I made it through the data, reading every board and listening to the audio tour, all of this information stacking up against the many books I’ve read on the topic. Three rooms remained before we were to move upstairs to see the presentations of genocide in history: Armenia, Namibia, Poland, Cambodia, Bosnia. The first room opened to me with nooks cut into the walls, and hundred of photographs clipped on wires: images of the victims, donated by their family members. My headache was growing worse, pulsing in my eyes. The collection was diverse, from somber school photos and identification images, common in developing countries where people don’t have easy access to cameras (especially in the early 90s), to wedding shots and goofy child pictures. Women with braids, natural poofs, veils. Men with beards, smiles, serious eyes, bellbottoms. Children- so, so many children.
I sat for a few moments, studying these pictures, my eyes constantly moving between the black and white and sepia-toned images, stained and discolored in twenty years. Then I moved to the next room, a silent, dark round with glass cases laid out against the walls. And here, in the words of Kinzer, is where I experienced that moment, the pain in my head becoming tears streaming down my face, holding my hand clapped tight over my mouth and nose so that my sobs couldn’t be heard. In the glass cases were remains, bones gently laid out. What had been hidden under the concrete slabs outside was laid in the dim light, a warning and evidence all in one. For those who will say this didn’t happen, that the concrete graves are nothing but expanses of earth, this will silence them.
I knelt in front of a case for a while, looking down at the small skulls and the personal effects placed around them: ubiquitous plastic rosaries, like those worn by my university students. Identity cards disintegrating with age and preserved plastic bags, names and ethnic identification (“Tutsi” in scrawled cursive) still visible among blood stains. Children’s shoes, dirty and worn. All of this was too much to bear, too fresh and too close. I just wanted to leave, to get back into the yellow sunshine.

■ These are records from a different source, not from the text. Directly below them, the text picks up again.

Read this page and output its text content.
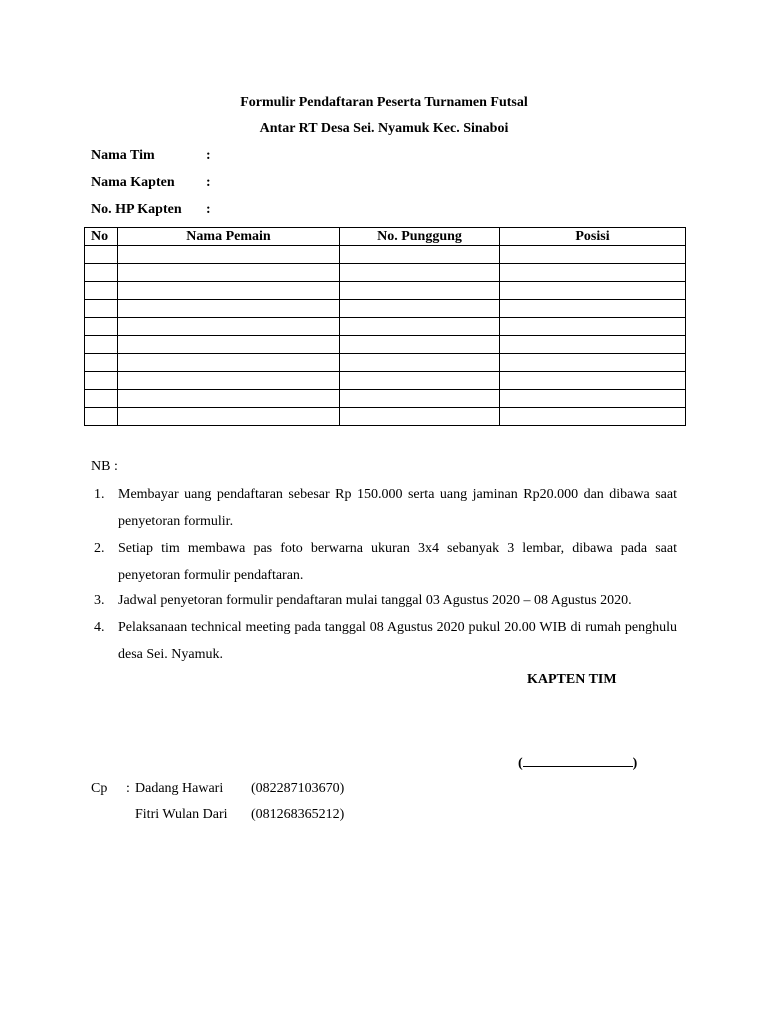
Formulir Pendaftaran Peserta Turnamen Futsal
Antar RT Desa Sei. Nyamuk Kec. Sinaboi
Nama Tim	:
Nama Kapten :
No. HP Kapten :
No	Nama Pemain	No. Punggung	Posisi

NB :
1. Membayar uang pendaftaran sebesar Rp 150.000 serta uang jaminan Rp20.000 dan dibawa saat penyetoran formulir.
2. Setiap tim membawa pas foto berwarna ukuran 3x4 sebanyak 3 lembar, dibawa pada saat penyetoran formulir pendaftaran.
3. Jadwal penyetoran formulir pendaftaran mulai tanggal 03 Agustus 2020 – 08 Agustus 2020.
4. Pelaksanaan technical meeting pada tanggal 08 Agustus 2020 pukul 20.00 WIB di rumah penghulu desa Sei. Nyamuk.
KAPTEN TIM
(	)
Cp : Dadang Hawari (082287103670)
Fitri Wulan Dari (081268365212)
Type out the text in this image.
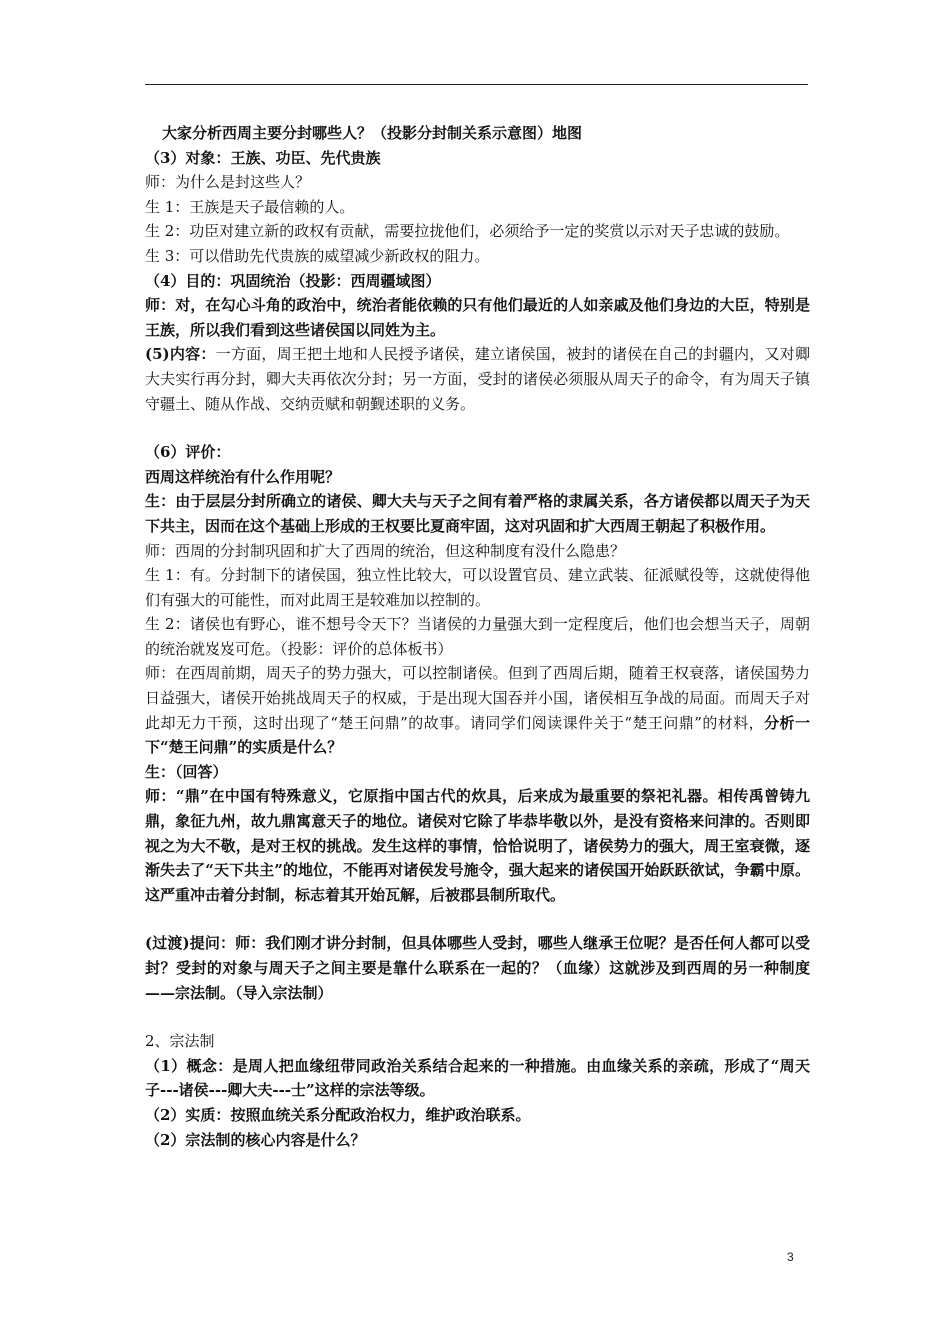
大家分析西周主要分封哪些人？（投影分封制关系示意图）地图

（3）对象：王族、功臣、先代贵族

师：为什么是封这些人？

生 1：王族是天子最信赖的人。

生 2：功臣对建立新的政权有贡献，需要拉拢他们，必须给予一定的奖赏以示对天子忠诚的鼓励。

生 3：可以借助先代贵族的威望减少新政权的阻力。

（4）目的：巩固统治（投影：西周疆域图）

师：对，在勾心斗角的政治中，统治者能依赖的只有他们最近的人如亲戚及他们身边的大臣，特别是王族，所以我们看到这些诸侯国以同姓为主。

(5)内容：一方面，周王把土地和人民授予诸侯，建立诸侯国，被封的诸侯在自己的封疆内，又对卿大夫实行再分封，卿大夫再依次分封；另一方面，受封的诸侯必须服从周天子的命令，有为周天子镇守疆土、随从作战、交纳贡赋和朝觐述职的义务。

（6）评价：

西周这样统治有什么作用呢？

生：由于层层分封所确立的诸侯、卿大夫与天子之间有着严格的隶属关系，各方诸侯都以周天子为天下共主，因而在这个基础上形成的王权要比夏商牢固，这对巩固和扩大西周王朝起了积极作用。

师：西周的分封制巩固和扩大了西周的统治，但这种制度有没什么隐患？

生 1：有。分封制下的诸侯国，独立性比较大，可以设置官员、建立武装、征派赋役等，这就使得他们有强大的可能性，而对此周王是较难加以控制的。

生 2：诸侯也有野心，谁不想号令天下？当诸侯的力量强大到一定程度后，他们也会想当天子，周朝的统治就岌岌可危。（投影：评价的总体板书）

师：在西周前期，周天子的势力强大，可以控制诸侯。但到了西周后期，随着王权衰落，诸侯国势力日益强大，诸侯开始挑战周天子的权威，于是出现大国吞并小国，诸侯相互争战的局面。而周天子对此却无力干预，这时出现了“楚王问鼎”的故事。请同学们阅读课件关于“楚王问鼎”的材料，分析一下“楚王问鼎”的实质是什么？

生：（回答）

师：“鼎”在中国有特殊意义，它原指中国古代的炊具，后来成为最重要的祭祀礼器。相传禹曾铸九鼎，象征九州，故九鼎寓意天子的地位。诸侯对它除了毕恭毕敬以外，是没有资格来问津的。否则即视之为大不敬，是对王权的挑战。发生这样的事情，恰恰说明了，诸侯势力的强大，周王室衰微，逐渐失去了“天下共主”的地位，不能再对诸侯发号施令，强大起来的诸侯国开始跃跃欲试，争霸中原。这严重冲击着分封制，标志着其开始瓦解，后被郡县制所取代。

(过渡)提问：师：我们刚才讲分封制，但具体哪些人受封，哪些人继承王位呢？是否任何人都可以受封？受封的对象与周天子之间主要是靠什么联系在一起的？（血缘）这就涉及到西周的另一种制度——宗法制。（导入宗法制）

2、宗法制

（1）概念：是周人把血缘纽带同政治关系结合起来的一种措施。由血缘关系的亲疏，形成了“周天子---诸侯---卿大夫---士”这样的宗法等级。

（2）实质：按照血统关系分配政治权力，维护政治联系。

（2）宗法制的核心内容是什么？

3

In places where tragedy has occurred, tragedy on a grand scale, these places must exist. And we must visit them. We must pay homage to this country’s history, and honor the memory of these people who were murdered. Of course, it is far easier to skip these museums and monuments constructed in honor of tragedy, to ostensibly convince yourself that you wish to view the country as it is today, to avoid the personal struggle that occurs when confronted with this manner of evil.

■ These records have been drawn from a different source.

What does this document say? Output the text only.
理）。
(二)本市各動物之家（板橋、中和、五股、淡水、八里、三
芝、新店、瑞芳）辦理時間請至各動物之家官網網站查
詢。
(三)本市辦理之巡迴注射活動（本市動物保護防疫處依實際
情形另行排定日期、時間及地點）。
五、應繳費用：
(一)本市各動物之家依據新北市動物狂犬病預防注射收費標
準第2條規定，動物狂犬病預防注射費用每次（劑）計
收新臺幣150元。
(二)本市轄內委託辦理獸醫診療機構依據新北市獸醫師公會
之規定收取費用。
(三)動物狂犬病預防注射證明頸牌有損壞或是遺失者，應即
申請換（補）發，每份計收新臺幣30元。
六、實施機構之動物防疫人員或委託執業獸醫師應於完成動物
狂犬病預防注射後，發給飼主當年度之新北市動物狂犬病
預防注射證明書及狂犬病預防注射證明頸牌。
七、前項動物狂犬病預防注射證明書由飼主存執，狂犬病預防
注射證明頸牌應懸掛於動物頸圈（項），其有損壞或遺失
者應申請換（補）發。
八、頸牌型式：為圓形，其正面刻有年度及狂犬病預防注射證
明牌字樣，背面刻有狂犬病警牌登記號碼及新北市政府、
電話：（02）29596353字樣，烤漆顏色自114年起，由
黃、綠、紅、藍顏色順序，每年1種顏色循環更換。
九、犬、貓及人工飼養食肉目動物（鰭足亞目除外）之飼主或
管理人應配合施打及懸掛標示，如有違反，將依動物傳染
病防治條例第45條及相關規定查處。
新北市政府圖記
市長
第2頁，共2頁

And I was able to leave the memorial. I was able to walk outside, back into the lush beauty of this corner of the city, back toward a meal and a place to sleep for the evening. I could breathe in the air, clean and smelling a little of the dirt from the plots below, alive. We walked back down the hills, weaving through throngs of people, vendors with passion fruits and fresh-caught fish. Alive. All alive. Survivors. Witnesses.
Every one of us alive today, who has the ability to read about this genocide, or the ears to hear about it, becomes a witness to this crime. Globalization and the reporting of the press has made us this: consumers of content and history means that we know of this event and the others that came before it: the extermination of peoples and their cultures- the Armenians, the Herero, the Jews, the Bosnians. All of us—six billion and counting—have a responsibility as witnesses to continue these stories in the hopes that they will not occur again.
From one witness to another, peace and love – this time from Kigali.